Iran’s interior minister said Saturday that hard-liner Ahmadinejad swept Friday’s presidential election with 62.6 percent of the vote. Turnout
was put at a record 85 percent.
Rajavi called the election “a charade” and said most Iranians had shunned the ballot boxes.
“Around 85 percent of people boycotted this election. It is not true there was a massive turnout,” she said, adding there was growing public
anger over the vote.
“The situation is explosive … The mullahs are afraid.”
CLASHES
A Reuters witness in Tehran reported that Ahmadinejad partisans clashed Saturday with about 2,000 supporters of moderate former prime
minister Mirhossein Mousavi, who came second in the election after initially claiming victory.
Many in the West had high hopes in Mousavi but Rajavi said the United States and its allies had misread the situation. Moderates would never
be given power in Iran while Supreme Leader Ayatollah Ali Khamenei held sway, she said.
“Sadly Western authorities are trying to find moderates in the mullah regime. But it is wrong to think one can negotiate with the mullahs,” she
said. “The (nuclear) negotiations are dead in the water.”
The United States, Russia, China, France, Germany and Britain have invited Iran to talks to find a diplomatic solution to the nuclear row, but
Tehran has so far rejected the offer.
The major powers suspect Iran wants to produce a nuclear weapon. Tehran says it wants to generate electricity.
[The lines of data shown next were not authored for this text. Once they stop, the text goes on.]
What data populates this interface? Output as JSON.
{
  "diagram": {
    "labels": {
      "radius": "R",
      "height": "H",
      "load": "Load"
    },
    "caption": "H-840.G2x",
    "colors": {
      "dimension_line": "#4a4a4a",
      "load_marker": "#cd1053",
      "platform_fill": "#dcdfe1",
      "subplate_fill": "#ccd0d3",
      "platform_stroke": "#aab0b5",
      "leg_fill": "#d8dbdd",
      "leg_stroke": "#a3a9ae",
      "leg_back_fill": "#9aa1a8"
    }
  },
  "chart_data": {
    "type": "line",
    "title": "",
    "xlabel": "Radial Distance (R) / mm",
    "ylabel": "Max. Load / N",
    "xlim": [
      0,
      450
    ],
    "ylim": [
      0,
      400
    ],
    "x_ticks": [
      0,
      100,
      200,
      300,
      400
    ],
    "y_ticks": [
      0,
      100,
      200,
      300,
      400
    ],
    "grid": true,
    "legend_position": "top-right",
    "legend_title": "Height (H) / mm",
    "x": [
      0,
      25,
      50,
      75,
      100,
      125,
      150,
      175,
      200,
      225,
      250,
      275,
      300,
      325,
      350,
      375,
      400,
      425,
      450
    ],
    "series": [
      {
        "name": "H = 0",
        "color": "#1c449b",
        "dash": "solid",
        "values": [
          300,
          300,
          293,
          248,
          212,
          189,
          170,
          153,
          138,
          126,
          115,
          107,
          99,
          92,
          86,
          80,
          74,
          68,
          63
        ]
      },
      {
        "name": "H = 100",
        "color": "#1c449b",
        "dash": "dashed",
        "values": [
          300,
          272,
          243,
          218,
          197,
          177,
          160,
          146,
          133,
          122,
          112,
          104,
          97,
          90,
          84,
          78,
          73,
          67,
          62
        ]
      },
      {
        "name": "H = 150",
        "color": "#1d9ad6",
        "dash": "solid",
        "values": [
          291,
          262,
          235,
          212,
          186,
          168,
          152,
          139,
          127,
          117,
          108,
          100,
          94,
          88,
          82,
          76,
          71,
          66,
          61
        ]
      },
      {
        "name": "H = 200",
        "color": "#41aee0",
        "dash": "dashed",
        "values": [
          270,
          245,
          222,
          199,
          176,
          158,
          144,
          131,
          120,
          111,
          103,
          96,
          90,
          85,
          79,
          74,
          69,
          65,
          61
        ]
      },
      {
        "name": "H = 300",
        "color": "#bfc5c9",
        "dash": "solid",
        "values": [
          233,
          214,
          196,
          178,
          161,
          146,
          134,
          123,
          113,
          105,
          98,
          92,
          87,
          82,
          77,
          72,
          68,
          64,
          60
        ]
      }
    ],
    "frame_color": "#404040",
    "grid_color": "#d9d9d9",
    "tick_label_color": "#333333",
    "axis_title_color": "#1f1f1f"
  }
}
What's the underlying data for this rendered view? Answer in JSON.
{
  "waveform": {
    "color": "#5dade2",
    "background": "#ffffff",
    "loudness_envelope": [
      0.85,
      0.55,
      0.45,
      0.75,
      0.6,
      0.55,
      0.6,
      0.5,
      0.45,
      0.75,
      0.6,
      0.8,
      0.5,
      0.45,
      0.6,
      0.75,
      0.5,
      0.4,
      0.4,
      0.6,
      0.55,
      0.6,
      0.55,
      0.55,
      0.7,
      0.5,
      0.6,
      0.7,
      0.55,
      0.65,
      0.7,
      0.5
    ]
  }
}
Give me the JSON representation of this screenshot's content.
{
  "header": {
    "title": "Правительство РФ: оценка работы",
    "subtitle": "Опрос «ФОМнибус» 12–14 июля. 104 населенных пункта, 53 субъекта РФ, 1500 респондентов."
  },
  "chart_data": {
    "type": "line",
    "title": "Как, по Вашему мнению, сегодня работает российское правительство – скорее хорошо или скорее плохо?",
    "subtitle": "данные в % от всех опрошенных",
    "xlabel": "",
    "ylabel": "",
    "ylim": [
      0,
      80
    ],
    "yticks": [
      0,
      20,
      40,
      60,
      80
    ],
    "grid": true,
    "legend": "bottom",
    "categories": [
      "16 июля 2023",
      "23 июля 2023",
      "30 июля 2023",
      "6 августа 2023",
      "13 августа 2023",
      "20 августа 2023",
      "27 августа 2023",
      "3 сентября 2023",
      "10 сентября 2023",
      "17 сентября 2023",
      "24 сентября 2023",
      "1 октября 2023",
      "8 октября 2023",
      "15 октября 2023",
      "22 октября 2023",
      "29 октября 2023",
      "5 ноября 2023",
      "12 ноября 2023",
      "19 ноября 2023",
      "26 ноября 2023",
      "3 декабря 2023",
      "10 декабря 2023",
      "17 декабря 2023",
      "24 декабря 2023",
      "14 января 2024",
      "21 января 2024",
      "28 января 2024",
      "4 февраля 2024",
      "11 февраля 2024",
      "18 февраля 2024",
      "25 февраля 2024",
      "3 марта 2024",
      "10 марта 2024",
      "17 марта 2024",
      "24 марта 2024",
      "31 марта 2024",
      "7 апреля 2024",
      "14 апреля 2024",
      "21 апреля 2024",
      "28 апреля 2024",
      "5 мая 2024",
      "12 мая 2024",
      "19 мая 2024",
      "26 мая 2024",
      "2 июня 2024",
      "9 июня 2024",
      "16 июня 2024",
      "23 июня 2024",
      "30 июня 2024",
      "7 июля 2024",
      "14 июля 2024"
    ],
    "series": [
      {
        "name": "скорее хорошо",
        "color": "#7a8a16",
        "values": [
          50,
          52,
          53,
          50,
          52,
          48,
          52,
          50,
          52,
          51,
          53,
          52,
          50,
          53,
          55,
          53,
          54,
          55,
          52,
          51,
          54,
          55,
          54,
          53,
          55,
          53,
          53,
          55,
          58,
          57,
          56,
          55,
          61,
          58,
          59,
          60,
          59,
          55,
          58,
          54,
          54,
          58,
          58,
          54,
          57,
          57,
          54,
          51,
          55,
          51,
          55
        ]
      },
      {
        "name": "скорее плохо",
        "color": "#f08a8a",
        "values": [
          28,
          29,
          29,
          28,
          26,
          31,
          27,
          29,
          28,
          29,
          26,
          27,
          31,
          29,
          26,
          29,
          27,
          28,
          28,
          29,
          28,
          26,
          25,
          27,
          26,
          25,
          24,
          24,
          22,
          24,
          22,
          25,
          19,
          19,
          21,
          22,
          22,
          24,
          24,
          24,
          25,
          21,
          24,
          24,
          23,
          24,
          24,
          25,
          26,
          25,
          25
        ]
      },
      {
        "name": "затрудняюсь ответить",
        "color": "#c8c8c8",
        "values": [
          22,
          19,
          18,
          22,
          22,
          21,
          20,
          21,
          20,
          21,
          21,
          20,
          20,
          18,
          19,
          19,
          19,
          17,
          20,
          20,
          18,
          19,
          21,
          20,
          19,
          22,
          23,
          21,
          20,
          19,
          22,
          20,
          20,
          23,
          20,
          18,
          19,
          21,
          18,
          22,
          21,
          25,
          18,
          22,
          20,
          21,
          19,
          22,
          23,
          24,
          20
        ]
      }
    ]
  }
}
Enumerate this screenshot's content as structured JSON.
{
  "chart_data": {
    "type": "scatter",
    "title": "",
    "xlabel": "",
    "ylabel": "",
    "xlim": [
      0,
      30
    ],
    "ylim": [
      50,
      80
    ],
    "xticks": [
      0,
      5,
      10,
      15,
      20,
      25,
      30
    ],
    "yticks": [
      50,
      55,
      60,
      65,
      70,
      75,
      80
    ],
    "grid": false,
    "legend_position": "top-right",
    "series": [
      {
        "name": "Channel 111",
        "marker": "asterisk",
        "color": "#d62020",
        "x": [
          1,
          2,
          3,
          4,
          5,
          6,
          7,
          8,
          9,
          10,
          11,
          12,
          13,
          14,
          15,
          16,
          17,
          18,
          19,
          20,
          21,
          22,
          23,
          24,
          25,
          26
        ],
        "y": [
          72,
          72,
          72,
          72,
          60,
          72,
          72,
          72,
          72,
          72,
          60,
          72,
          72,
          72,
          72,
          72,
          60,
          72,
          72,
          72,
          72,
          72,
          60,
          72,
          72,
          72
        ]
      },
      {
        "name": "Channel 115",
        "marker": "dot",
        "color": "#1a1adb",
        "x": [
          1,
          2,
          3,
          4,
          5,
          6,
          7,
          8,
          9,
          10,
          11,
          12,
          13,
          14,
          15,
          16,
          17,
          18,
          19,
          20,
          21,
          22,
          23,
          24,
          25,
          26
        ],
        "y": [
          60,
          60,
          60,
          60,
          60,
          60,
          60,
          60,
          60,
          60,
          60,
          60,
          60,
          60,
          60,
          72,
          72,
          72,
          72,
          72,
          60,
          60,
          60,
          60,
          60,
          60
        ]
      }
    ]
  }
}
“The West can stop the nuclear program if they stand up to the mullahs. They need strong sanctions, generalized sanctions on oil, on the
economy and political sanctions,” said Rajavi.
The U.N. Security Council has imposed several rounds of sanctions on Iran.
The main faction within the NCRI opposition umbrella movement is the People’s Mujahideen Organization of Iran (PMOI), based in Iraq.
European states agreed this year to remove it from a list of banned terrorist groups but Rajavi said much of its bank funds remained frozen
despite the decision.
“This makes things very difficult for us,” she said.